Dr. Goldsberry: First of all, the pandemic has operated heterogeneously around the globe, and right away it became clear that maps would help us understand the landscape. The map in Figure 3 has an obvious takeaway—some American counties are experiencing very different predicaments than others, and it’s quite clear where the most-dire predicaments are.
As usual, some maps have been very useful, including the ones we see in the New York Times, which does some remarkable interactive cartography. Similarly, the folks at Johns Hopkins deserve a lot of credit for building such a thorough dashboard of key information. Although the global map that you captured here is very coarse, their interface enables users to zoom in and interact with numerical data relatively easily, and that’s key. The biggest issue with both of these maps isn’t the cartography, it’s the reliability of the underlying data. There’s an old saying, “garbage-in, garbage-out,” and while people tend to trust maps more than they should, as you know, reliable data around this pandemic has been mighty hard to come by, and unreliable data simply presents as unreliable cartography.
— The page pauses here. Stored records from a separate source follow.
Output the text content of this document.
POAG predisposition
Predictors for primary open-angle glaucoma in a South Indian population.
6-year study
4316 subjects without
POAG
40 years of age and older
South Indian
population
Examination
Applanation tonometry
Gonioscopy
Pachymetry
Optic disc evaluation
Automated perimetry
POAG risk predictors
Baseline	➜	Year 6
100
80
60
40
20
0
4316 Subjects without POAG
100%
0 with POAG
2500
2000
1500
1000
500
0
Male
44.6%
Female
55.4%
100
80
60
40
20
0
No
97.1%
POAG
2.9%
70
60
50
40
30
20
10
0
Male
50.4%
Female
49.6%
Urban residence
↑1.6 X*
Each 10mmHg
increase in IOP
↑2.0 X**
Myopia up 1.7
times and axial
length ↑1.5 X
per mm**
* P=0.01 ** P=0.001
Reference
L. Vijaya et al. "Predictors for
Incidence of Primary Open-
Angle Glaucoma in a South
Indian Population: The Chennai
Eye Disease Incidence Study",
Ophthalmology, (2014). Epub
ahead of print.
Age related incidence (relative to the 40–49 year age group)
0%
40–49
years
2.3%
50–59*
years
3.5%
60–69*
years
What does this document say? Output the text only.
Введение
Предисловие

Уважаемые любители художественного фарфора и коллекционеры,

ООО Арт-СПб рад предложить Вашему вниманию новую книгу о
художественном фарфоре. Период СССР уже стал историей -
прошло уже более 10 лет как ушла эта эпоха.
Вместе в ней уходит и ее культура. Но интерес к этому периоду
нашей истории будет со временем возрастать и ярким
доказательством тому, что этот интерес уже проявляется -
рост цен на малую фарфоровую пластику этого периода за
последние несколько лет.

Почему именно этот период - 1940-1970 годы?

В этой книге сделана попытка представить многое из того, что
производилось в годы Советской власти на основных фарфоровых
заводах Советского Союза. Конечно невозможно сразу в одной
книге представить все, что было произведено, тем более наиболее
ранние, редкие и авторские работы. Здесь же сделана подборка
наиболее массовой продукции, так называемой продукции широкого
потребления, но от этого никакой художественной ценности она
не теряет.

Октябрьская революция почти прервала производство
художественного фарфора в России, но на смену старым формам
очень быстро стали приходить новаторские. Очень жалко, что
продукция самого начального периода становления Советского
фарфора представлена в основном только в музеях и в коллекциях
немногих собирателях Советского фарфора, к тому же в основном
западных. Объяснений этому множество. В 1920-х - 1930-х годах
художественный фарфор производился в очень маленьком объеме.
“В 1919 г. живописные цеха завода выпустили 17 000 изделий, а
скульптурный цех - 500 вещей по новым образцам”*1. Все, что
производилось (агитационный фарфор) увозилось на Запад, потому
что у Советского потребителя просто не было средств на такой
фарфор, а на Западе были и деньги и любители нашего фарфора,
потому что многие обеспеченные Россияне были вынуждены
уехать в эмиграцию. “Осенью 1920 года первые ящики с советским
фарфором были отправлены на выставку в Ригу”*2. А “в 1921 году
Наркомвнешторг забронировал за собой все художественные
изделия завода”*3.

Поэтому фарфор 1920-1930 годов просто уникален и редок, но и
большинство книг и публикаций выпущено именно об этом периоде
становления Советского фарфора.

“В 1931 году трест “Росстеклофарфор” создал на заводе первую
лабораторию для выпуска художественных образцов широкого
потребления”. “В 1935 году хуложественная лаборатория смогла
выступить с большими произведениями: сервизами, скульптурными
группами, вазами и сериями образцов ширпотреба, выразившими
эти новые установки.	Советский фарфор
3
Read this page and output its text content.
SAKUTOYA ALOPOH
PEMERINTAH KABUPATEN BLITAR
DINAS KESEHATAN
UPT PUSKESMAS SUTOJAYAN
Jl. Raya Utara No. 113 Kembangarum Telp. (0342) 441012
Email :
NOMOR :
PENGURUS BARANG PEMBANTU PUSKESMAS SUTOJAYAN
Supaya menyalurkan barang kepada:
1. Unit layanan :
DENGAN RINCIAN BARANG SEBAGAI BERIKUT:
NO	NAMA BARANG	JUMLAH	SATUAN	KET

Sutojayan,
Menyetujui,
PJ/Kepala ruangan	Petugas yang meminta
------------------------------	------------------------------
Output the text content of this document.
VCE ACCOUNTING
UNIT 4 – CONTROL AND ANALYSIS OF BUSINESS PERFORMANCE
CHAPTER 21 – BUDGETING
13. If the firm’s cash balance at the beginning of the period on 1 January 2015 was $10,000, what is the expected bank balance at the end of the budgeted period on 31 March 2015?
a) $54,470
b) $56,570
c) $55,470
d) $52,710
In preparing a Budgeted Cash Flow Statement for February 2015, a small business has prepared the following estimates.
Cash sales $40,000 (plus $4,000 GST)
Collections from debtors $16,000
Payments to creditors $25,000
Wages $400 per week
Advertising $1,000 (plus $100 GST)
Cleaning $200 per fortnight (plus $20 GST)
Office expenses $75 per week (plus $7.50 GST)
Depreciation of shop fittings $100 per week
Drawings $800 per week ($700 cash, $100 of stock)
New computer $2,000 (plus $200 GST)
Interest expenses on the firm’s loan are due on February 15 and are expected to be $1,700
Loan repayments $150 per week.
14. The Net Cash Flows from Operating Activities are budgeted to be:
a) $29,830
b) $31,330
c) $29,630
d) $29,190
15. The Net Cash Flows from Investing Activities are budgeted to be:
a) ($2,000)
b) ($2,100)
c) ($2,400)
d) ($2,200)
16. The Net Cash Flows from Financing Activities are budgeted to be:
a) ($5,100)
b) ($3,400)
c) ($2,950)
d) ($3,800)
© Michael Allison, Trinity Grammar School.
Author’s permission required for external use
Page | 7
Dr. Leopold:My last question is for the basketball-junkies. Your shot maps are visually appealing. Watching teams shoot 3-pointers for 2 hours is not. In your book, you argue that nothing short of changing the shape of the basketball court itself can slow down the “3-point era”. Of the suggested court reconfigurations you proposed (thinning the lane from 16 feet wide to 12 feet wide, eliminating the corner three, and custom courts), which one would you like to see implemented and why?
Dr. Goldsberry: I would love it if the NBA allowed teams to draw their own 3-point lines, making unique shooting situations in every arena. Shooters are too comfortable, and if every arena had its own 3-point situation, it would add some diversity to strategy, which is something we need more of in today’s game.
I would like to thank Anthony Calabro MA, for pointing me to Dr. Goldsberry’s fascinating work, and for his basketball-related insight, which I utterly lack.